Special Fee Shifting Statute: Defendant Losing Civil Embezzlement Case, Who Later Pleads No Contest In Criminal Case, Ordered To Make $122,225 In Restitution To Former Employer

$77,750 of Restitution Order Consisted of Attorney’s Fees.

     Penal Code section 1202.4(f) is a very specialized fee-shifting statute under which a trial court in a criminal case can order a defendant to reimburse a third party for costs incurred in proving the criminal act (such as reimbursing a former employer for fees and costs in proving a defendant’s embezzlement in a civil lawsuit). This section led to a sizable restitution award in the next case.

     People v. McBade, Case No. A127885 (1st Dist., Div. 1 Dec. 8, 2010) (unpublished) involved a defendant who pled no contest to a felony charge arising from embezzlement of defendant’s former employer City Mechanical. Previously, City Mechanical had proven defendant’s embezzlement in a 23 day civil trial, but was not awarded attorney’s fees in the civil case. Upon prosecutor’s motion, the trial court denied certain expense categories to former employer, a determination reversed earlier by the appellate court so that the lower court could reconsider its rejection of certain costs. On remand, the trial court awarded City restitution totaling $122,225, consisting of $74,750 in attorney’s fees from the prior civil case, $44,000 in lost income, and $3,475 in prior civil case costs.

     Defendant’s challenges to the award were found unpersuasive by the Court of Appeal under the abuse of discretion/substantial evidence review standards.

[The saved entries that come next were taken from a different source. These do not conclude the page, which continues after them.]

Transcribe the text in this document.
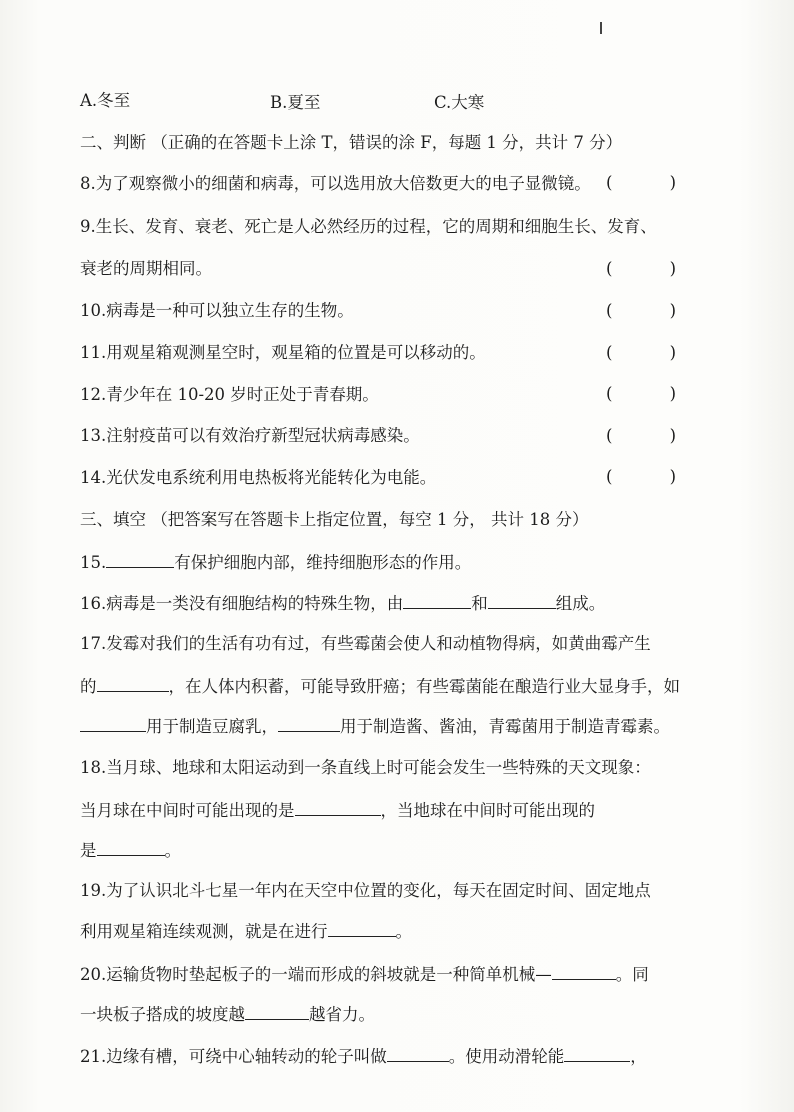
A.冬至	B.夏至	C.大寒
二、判断 （正确的在答题卡上涂 T，错误的涂 F，每题 1 分，共计 7 分）
8.为了观察微小的细菌和病毒，可以选用放大倍数更大的电子显微镜。 (	)
9.生长、发育、衰老、死亡是人必然经历的过程，它的周期和细胞生长、发育、
衰老的周期相同。	(	)
10.病毒是一种可以独立生存的生物。	(	)
11.用观星箱观测星空时，观星箱的位置是可以移动的。	(	)
12.青少年在 10-20 岁时正处于青春期。	(	)
13.注射疫苗可以有效治疗新型冠状病毒感染。	(	)
14.光伏发电系统利用电热板将光能转化为电能。	(	)
三、填空 （把答案写在答题卡上指定位置，每空 1 分， 共计 18 分）
15.	有保护细胞内部，维持细胞形态的作用。
16.病毒是一类没有细胞结构的特殊生物，由	和	组成。
17.发霉对我们的生活有功有过，有些霉菌会使人和动植物得病，如黄曲霉产生
的	，在人体内积蓄，可能导致肝癌；有些霉菌能在酿造行业大显身手，如
用于制造豆腐乳，	用于制造酱、酱油，青霉菌用于制造青霉素。
18.当月球、地球和太阳运动到一条直线上时可能会发生一些特殊的天文现象：
当月球在中间时可能出现的是	，当地球在中间时可能出现的
是	。
19.为了认识北斗七星一年内在天空中位置的变化，每天在固定时间、固定地点
利用观星箱连续观测，就是在进行	。
20.运输货物时垫起板子的一端而形成的斜坡就是一种简单机械—	。同
一块板子搭成的坡度越	越省力。
21.边缘有槽，可绕中心轴转动的轮子叫做	。使用动滑轮能	，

     Even though the civil court judge denied fees to employer, this determination had no collateral estoppel impact because the civil and criminal case involved different issues and restitutionary policies. (Vigilant Ins. Co. v. Chiu, 175 Cal.App.4th 438, 445 (2009).)

     Awarding restitution of the fees incurred in the prior civil judgment–which helped establish the embezzlement–was a necessary by-product of defendant’s criminal conduct, such that the award was proper. (People v. Maheshwari, 107 Cal.App.4th 1406, 1409-1410 (2003).)